As reported at McKinsey.com, an analysis by the McKinsey Global Institute (covering more than 800 jobs and over 2,000 work activities) showed that:
- Globally, almost half the activities employees perform—which account for nearly USD 16 trillion in wages—could potentially be automated using existing proven technologies.
- Automation will transform far more jobs than it will eliminate. Less than 5 percent of occupations could be completely automated using current technologies. However, at least 30 percent of employee activities in about 60 percent of occupations could be automated.
- Among the industries studied, the automation potential ranged from 27 to 73 percent; in healthcare, it was 36 percent.
Furthermore, the article continues, automation at scale could solve the following problems health insurers currently face:
Increasing cost pressures are pushing many payers to significantly improve operations. Many claims adjudication and call center activities, such as claims reprocessing and post-call documentation, are highly repeatable and costly when handled manually, which makes them good candidates for automation.
The workforce is aging and contracting. Especially in developed societies, the workforces of many payers are shrinking as employees reach retirement age—and finding replacements is increasingly difficult. Automation can help payers effectively manage natural attrition and ensure that the remaining workforce is focused on high-value work.

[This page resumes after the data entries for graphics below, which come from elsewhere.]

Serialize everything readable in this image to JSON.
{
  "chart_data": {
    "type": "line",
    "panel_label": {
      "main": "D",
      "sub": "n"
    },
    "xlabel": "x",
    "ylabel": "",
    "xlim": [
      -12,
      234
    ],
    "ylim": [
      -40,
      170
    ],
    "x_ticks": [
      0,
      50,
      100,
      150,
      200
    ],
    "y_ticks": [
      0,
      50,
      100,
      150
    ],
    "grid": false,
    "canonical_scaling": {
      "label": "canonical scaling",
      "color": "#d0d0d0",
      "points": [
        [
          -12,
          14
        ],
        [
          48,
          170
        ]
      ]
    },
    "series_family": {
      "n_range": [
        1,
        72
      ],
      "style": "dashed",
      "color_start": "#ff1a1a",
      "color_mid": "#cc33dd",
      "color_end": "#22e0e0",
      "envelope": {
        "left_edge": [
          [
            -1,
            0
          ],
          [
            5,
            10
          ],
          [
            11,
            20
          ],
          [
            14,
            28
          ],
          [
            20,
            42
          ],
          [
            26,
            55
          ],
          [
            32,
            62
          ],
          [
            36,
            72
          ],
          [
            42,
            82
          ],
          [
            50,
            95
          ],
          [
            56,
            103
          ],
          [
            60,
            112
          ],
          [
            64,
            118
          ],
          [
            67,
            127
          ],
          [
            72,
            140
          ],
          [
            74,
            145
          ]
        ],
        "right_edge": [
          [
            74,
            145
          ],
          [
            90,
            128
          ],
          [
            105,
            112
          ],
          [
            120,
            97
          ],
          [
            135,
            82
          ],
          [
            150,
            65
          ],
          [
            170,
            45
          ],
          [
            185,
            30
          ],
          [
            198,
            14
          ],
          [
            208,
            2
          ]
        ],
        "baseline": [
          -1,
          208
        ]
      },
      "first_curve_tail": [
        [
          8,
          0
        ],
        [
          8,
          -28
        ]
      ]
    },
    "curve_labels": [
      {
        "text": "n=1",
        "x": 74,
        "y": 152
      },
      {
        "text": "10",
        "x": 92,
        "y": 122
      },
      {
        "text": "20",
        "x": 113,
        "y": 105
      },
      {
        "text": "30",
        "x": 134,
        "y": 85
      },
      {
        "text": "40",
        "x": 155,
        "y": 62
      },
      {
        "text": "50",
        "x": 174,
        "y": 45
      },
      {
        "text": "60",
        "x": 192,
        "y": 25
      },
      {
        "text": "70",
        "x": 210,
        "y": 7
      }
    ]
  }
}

Core IT systems are often hard to change. At most payers, core systems cannot easily be modified, which makes it difficult to implement necessary operational changes. Frequently seen problems include the absence of standardization and integration, workflows that span multiple disconnected systems and often require duplicative manual data entry, a complex demand-management structure, and less-than-optimal IT service provider relationships.
You’ll want to read the entire paper at McKinsey.com to learn in detail some of the IMPACTS (lower costs and faster service, to name just two) and CHALLENGES of automation at scale. They end with a cogent recommended approach to deploying automation at scale, summarized in this list:
- Begin with an assessment.
- Create a vision and make automation a strategic priority.
- Develop a strategy to deploy automation technologies systematically.
- Formulate a road map to implement the strategy.
- Build business ownership early.
- Do not depend on vendors for everything—ensure the IT function’s involvement.
- Create an automation COE.
- Extend capabilities across business units and decentralize governance.
- Go beyond building and testing single solutions; internalize both costs and benefits.
- Change mindsets and prioritize workforce management.
The cause and effect of faster automation arguably extends to better healthcare, so the positive repercussions of effective automation is wide-ranging, inclusive of technologies that automate payments, remittances, and medical receivables.